# Trek Madone 08/09 coating quality



## Contador (May 5, 2009)

Hello i am Peter.

I have a question about the quality of a paint Trek Madone 2008/2009. Or many stones or scratches on the frame operative. 
what is your opinion on this frame and what is your best frame lacquer

Thank you

greetz Peter


----------



## zac (Aug 5, 2005)

Hi Peter, welcome to the forums. 

I think Trek has improved their carbon painting over the last couple of years. I think there were some issues with some of the early 6.x series frames possibly due to a couple reasons like fewer layers to keep weight down, trying a different formula paint? I really have no idea. I can tell you that my second Madone has not exhibited the paint "cracking" at the lugs like my first one did. 

As to the lacquer: it is simply clear coat. It is good quality and durable. You can wax your bike to protect it. And any dings, nicks scratches or chips can easily be fixed with clear nail polish. 

HTH
zac


----------



## chadjodi (Nov 27, 2006)

*worst finish i have seen*

I have a new 6.9 astana painted frame which has paint that is self destructive. every little piece of gravel causes large paint chips. I have been a 20 year trek owner. I have owned almost every carbon frame they have made, the new one is the worst i have seen . I am unlikely to ever buy one again.


----------



## brentley (Jul 20, 2008)

my 2008 5.2 has issues around one of the front dropouts and that is it. There is no other chipping or cracking at all.


----------



## Kevin_in_SB (Mar 7, 2009)

09- 5.1 here no problems at all.


----------



## zac (Aug 5, 2005)

chadjodi said:


> I have a new 6.9 astana painted frame which has paint that is self destructive. every little piece of gravel causes large paint chips. I have been a 20 year trek owner. I have owned almost every carbon frame they have made, the new one is the worst i have seen . I am unlikely to ever buy one again.

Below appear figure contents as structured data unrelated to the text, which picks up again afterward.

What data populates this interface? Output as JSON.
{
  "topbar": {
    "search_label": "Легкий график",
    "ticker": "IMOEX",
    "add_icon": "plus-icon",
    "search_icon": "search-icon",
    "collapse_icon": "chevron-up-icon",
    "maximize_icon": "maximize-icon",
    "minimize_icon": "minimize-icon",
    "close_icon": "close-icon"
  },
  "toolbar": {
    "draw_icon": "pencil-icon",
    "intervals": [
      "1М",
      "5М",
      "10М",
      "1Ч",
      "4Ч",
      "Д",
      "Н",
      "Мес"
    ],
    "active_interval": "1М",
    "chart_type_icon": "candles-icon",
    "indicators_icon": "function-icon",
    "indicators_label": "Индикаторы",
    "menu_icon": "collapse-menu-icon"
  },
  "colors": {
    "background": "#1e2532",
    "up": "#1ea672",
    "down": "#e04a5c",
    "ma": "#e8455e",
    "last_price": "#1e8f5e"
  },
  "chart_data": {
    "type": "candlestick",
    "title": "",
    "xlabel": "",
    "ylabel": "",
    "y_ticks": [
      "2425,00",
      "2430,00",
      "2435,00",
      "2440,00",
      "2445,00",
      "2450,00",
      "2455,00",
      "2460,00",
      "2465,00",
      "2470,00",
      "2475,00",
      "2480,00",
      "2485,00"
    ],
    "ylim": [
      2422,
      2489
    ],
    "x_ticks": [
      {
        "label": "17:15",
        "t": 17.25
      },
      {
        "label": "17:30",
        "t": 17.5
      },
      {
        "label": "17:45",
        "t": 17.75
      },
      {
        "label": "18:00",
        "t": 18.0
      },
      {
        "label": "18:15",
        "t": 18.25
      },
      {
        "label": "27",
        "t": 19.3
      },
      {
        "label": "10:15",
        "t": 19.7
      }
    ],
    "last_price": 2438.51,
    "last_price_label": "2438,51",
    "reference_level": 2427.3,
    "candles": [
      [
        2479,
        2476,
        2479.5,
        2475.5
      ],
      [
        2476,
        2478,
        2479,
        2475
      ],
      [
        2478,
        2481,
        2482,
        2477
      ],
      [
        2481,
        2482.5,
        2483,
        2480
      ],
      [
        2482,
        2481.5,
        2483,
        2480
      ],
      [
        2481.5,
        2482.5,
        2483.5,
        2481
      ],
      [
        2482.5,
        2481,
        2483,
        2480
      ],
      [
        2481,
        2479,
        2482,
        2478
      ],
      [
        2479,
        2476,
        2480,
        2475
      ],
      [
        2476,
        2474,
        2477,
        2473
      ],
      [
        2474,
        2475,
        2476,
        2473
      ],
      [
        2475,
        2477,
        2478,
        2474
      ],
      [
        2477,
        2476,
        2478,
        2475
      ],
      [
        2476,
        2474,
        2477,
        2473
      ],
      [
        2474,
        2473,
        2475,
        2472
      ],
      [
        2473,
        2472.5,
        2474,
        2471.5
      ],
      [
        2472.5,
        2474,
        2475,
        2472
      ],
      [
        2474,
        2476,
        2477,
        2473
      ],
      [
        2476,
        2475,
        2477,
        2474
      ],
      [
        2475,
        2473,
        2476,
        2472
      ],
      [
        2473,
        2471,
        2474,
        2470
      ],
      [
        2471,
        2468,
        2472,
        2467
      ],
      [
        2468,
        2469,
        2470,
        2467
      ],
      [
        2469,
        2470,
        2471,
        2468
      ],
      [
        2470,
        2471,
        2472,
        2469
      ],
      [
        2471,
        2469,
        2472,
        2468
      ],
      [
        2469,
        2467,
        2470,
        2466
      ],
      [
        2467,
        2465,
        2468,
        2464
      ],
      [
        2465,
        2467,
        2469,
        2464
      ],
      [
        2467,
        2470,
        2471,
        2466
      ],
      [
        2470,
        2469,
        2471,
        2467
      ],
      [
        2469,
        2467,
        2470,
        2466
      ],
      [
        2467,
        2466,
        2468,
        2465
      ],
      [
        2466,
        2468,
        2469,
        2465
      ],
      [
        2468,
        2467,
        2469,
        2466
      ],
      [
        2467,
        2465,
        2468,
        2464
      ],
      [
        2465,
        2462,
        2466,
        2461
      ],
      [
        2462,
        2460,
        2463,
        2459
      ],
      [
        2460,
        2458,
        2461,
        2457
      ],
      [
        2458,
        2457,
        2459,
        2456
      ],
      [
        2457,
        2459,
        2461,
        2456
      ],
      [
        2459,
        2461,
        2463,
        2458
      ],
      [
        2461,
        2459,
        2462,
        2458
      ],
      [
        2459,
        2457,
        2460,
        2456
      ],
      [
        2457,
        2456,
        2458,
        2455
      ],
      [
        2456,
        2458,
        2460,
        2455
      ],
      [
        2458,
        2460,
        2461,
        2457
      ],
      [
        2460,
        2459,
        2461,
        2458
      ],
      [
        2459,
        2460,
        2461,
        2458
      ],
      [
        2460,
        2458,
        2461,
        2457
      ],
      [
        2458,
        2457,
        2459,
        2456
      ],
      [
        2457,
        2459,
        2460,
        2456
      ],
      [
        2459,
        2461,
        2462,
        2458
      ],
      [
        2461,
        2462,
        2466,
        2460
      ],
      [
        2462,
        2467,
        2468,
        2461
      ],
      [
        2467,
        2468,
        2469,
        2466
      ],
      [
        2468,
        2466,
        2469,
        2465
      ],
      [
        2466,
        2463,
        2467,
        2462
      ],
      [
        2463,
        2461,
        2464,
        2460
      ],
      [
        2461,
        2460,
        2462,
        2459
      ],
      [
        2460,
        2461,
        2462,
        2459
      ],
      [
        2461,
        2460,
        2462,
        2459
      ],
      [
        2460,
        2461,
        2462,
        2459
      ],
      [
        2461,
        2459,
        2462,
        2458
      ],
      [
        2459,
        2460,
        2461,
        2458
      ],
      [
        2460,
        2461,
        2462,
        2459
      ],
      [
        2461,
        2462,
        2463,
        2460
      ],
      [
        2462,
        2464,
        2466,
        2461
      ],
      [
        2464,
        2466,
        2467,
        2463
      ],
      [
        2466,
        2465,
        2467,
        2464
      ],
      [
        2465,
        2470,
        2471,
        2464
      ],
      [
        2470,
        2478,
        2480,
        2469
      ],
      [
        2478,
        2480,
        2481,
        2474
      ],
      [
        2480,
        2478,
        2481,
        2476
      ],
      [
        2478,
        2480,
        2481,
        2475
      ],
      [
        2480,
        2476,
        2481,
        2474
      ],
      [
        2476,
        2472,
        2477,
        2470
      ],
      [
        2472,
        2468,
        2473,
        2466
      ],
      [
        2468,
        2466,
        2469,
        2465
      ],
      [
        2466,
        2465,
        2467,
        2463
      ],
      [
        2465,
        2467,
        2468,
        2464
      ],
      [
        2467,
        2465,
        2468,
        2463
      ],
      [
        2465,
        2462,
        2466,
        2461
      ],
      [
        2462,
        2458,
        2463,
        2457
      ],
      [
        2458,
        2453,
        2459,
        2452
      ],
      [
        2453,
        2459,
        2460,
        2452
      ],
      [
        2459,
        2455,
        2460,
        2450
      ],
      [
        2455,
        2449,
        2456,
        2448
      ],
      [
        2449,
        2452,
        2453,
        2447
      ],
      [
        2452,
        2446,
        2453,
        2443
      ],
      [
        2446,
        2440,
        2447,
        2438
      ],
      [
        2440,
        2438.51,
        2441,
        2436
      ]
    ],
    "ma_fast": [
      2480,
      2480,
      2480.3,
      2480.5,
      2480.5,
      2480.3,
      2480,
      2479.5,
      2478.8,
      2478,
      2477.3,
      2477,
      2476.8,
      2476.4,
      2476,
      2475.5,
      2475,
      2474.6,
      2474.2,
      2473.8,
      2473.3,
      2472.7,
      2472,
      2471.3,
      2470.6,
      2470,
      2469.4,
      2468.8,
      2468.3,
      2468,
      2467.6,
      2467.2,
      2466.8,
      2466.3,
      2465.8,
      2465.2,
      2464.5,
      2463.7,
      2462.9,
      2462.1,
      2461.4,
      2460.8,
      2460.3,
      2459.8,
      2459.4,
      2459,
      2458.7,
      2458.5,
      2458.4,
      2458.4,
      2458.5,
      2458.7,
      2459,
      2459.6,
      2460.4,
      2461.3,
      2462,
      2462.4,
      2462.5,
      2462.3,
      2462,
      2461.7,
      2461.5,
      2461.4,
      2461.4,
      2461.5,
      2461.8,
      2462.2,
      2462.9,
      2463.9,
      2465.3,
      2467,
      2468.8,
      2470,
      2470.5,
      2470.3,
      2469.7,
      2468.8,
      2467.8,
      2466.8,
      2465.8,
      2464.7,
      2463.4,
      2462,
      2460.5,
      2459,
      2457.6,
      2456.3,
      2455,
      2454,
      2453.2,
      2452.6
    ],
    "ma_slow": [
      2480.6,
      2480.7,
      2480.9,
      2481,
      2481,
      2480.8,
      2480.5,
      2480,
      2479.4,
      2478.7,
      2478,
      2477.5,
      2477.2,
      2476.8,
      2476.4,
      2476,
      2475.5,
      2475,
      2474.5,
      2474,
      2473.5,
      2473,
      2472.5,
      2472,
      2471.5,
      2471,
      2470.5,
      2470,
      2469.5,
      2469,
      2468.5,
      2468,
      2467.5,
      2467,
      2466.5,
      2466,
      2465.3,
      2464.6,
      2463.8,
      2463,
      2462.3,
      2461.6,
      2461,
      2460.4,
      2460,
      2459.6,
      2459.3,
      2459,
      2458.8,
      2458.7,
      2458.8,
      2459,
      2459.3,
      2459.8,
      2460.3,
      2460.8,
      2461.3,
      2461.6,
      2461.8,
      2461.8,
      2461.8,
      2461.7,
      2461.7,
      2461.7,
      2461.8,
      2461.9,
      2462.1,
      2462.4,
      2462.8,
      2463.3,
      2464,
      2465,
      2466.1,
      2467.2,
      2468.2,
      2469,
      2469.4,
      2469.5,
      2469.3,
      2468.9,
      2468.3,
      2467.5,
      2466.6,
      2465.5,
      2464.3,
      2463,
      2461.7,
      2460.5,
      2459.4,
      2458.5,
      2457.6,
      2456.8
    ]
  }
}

Pics? Warranty claim on paint?


----------



## nor_cal_rider (Dec 18, 2006)

I have an 08 with almost 9k miles on it - no problems so far - other than the scratch from being dropped by the "bike valet" at Mt Shasta last yr.....


----------



## jsedlak (Jun 17, 2008)

My 08 is chipping where the seat mast and tubes meet... but don't really care. I assume it is because I am heavy and that part flexes a lot when I am on the trainer...


----------